Soudain. Un léger dénivelé dans la route me redonna de la vitesse. Profitant de cet élan, et d’un vent favorable, je parvins à reprendre des forces et repartir de nouveau j’arrivai enfin à la fin de la rue, tournai à gauche et perdu de vue l’ombre maudite! Possiblement attiré par une plus petite proie, où le cadavre d’une bernache dans le parc longeant la rue, Urubu s’en alla ailleurs. Et moi, fier je poursuivis ma route. Enfin la chaleur continua de faire son effet, mon énergie s’amenuisa à nouveau et je me résigne à rentrer à la maison. Fort de mon parcours de 18 km. Au fond c’était une pas si mal sortie pour une première en 9 mois. En arrivant près de la maison, fidèle à mon habitude je me levai sur mon vélo et passa ma jambe droite de l’autre côté, pour arriver dans le stationnement debout et simplement descendre du vélo au petit pas de course. Marie-Christine dirait que je fais mon frais. Moi je dirai que c’est simplement comme ma signature de fin de randonnée.

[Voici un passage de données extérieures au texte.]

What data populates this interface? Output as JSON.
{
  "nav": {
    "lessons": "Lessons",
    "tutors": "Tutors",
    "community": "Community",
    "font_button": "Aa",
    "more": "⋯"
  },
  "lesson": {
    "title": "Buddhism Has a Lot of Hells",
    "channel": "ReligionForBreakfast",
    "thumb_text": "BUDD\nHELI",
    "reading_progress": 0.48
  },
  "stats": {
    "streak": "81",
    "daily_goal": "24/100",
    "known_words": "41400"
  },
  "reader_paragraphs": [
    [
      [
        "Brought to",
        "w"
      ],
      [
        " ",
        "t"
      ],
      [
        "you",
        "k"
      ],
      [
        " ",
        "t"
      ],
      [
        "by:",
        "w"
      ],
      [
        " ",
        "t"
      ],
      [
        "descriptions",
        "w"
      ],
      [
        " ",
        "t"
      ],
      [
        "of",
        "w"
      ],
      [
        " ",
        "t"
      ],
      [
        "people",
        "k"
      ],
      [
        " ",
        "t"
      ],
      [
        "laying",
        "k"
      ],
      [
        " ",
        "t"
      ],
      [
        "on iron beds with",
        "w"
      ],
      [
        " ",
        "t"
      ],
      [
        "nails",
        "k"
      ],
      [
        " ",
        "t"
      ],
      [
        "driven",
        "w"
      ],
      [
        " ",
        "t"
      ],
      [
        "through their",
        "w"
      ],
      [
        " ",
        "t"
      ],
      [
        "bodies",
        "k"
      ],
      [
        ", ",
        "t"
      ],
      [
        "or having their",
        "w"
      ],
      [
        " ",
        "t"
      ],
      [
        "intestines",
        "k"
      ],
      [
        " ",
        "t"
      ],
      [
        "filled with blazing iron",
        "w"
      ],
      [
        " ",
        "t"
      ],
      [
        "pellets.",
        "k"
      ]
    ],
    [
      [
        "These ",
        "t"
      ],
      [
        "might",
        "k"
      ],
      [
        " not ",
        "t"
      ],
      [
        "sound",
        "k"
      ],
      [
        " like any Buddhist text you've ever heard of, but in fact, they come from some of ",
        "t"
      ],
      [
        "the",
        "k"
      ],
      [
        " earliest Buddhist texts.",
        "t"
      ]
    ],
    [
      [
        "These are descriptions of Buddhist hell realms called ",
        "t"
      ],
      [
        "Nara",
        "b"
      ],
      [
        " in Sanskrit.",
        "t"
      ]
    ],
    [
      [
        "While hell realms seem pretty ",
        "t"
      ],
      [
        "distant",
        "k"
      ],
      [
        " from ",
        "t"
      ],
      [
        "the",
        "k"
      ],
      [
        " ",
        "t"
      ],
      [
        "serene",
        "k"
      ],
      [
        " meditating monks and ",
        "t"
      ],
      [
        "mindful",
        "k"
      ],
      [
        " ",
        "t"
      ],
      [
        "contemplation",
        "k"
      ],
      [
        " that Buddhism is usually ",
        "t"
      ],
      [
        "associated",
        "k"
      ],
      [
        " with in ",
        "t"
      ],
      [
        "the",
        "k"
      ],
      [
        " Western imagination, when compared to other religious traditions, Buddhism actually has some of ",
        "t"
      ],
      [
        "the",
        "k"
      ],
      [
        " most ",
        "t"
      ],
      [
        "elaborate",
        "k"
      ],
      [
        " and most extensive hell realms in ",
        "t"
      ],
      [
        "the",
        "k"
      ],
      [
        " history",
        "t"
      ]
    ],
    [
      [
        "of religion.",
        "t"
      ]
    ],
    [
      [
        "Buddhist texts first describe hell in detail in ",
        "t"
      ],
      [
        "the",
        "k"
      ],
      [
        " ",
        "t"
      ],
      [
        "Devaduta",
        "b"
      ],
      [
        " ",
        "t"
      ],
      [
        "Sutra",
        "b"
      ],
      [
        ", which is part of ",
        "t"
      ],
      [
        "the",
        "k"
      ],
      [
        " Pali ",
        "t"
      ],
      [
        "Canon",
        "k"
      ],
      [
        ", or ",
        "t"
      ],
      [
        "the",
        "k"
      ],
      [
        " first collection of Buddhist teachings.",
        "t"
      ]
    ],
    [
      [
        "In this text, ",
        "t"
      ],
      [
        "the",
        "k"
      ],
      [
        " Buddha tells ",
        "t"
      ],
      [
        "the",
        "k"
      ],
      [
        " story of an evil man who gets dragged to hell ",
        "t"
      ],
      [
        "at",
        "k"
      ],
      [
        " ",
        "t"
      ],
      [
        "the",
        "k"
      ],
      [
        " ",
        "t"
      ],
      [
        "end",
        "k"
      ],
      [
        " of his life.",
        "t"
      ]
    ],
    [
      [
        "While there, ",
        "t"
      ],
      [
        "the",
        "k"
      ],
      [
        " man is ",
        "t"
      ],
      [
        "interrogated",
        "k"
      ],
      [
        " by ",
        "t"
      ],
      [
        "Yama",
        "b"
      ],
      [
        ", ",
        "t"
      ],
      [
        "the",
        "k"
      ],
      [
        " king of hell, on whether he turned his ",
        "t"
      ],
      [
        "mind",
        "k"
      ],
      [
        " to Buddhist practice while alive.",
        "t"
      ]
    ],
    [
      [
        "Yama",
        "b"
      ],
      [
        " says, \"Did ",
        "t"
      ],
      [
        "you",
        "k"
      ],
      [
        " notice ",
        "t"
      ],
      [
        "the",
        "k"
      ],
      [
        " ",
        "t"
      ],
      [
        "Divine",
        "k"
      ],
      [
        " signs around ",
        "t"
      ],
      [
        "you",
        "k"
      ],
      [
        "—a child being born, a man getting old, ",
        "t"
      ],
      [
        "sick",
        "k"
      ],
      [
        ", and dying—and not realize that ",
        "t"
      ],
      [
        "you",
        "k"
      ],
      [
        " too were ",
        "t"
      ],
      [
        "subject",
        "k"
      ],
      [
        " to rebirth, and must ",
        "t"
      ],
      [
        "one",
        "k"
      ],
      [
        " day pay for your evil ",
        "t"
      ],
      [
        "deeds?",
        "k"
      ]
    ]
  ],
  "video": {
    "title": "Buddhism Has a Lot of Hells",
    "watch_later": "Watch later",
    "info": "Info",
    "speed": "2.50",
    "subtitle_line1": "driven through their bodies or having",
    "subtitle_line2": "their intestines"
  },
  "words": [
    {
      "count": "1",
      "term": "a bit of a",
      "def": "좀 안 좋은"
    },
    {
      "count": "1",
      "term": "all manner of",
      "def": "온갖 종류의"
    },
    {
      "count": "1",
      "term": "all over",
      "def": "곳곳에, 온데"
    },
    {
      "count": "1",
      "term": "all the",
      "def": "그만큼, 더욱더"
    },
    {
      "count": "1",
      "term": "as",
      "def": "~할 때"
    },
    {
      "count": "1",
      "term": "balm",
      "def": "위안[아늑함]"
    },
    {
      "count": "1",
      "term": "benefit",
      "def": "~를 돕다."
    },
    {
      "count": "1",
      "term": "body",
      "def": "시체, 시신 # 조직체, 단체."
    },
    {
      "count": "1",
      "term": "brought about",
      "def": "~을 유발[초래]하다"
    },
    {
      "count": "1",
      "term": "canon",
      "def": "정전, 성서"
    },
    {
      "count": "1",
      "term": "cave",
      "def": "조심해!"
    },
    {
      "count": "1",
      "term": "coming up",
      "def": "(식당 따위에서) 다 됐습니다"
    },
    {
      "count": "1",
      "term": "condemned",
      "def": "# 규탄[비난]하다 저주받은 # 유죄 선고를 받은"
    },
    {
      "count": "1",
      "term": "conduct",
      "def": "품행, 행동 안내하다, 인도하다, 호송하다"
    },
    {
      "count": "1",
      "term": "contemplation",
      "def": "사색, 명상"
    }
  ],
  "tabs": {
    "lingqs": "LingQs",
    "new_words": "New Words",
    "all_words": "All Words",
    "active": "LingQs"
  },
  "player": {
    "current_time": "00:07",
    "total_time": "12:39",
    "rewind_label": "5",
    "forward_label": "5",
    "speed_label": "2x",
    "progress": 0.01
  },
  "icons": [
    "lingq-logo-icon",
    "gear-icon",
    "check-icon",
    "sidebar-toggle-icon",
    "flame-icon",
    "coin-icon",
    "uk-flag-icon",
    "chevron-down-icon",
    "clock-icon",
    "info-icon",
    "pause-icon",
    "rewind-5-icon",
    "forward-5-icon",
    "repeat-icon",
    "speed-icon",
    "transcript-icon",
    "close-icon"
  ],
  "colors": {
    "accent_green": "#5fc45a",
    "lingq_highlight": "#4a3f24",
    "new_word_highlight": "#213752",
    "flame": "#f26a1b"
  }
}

Aussitôt arrivé, en sueur, essoufflé et n’ayant qu’une seule envie, boire de l’eau, je suis tout de même allé porter mon vélo dans la cour arrière. J’ai enlevé mon casque, mes gants puis pour bien finir tout ça, je me suis étendue du tout mon long, sur le dos, dans le gazon frais. Les yeux fermés le Soleil créait cette aura rouge à travers mes paupières. Probablement le seul moment où, même les yeux fermés, nous ne sommes pas plongées dans la pénombre. J’appréciais ce moment d’aveuglement écarlate, le gazon frais faisait du bien et je reprenais lentement mon souffle. Quand soudain le rouge/orange qui tapissait mes paupières devint sombre et retrouva la noirceur qui lui était habituelle. Comme les passages de la lumière à travers les fenêtres d’un train en mouvement, un effet stroboscopique était maintenant présent. J’ouvris donc les yeux pour constater si les nuages venaient gâcher ce magnifique ciel bleu.

Dans une clarté déconcertante, constatant l’infini bleu du ciel, absent de tout Cirrus, Stratus ou Cumulus. Une silhouette occupait le ciel en tournoyant, me regardant cuire lentement. Mon bourreau charognard était revenu, rebonjour monsieur Urubu.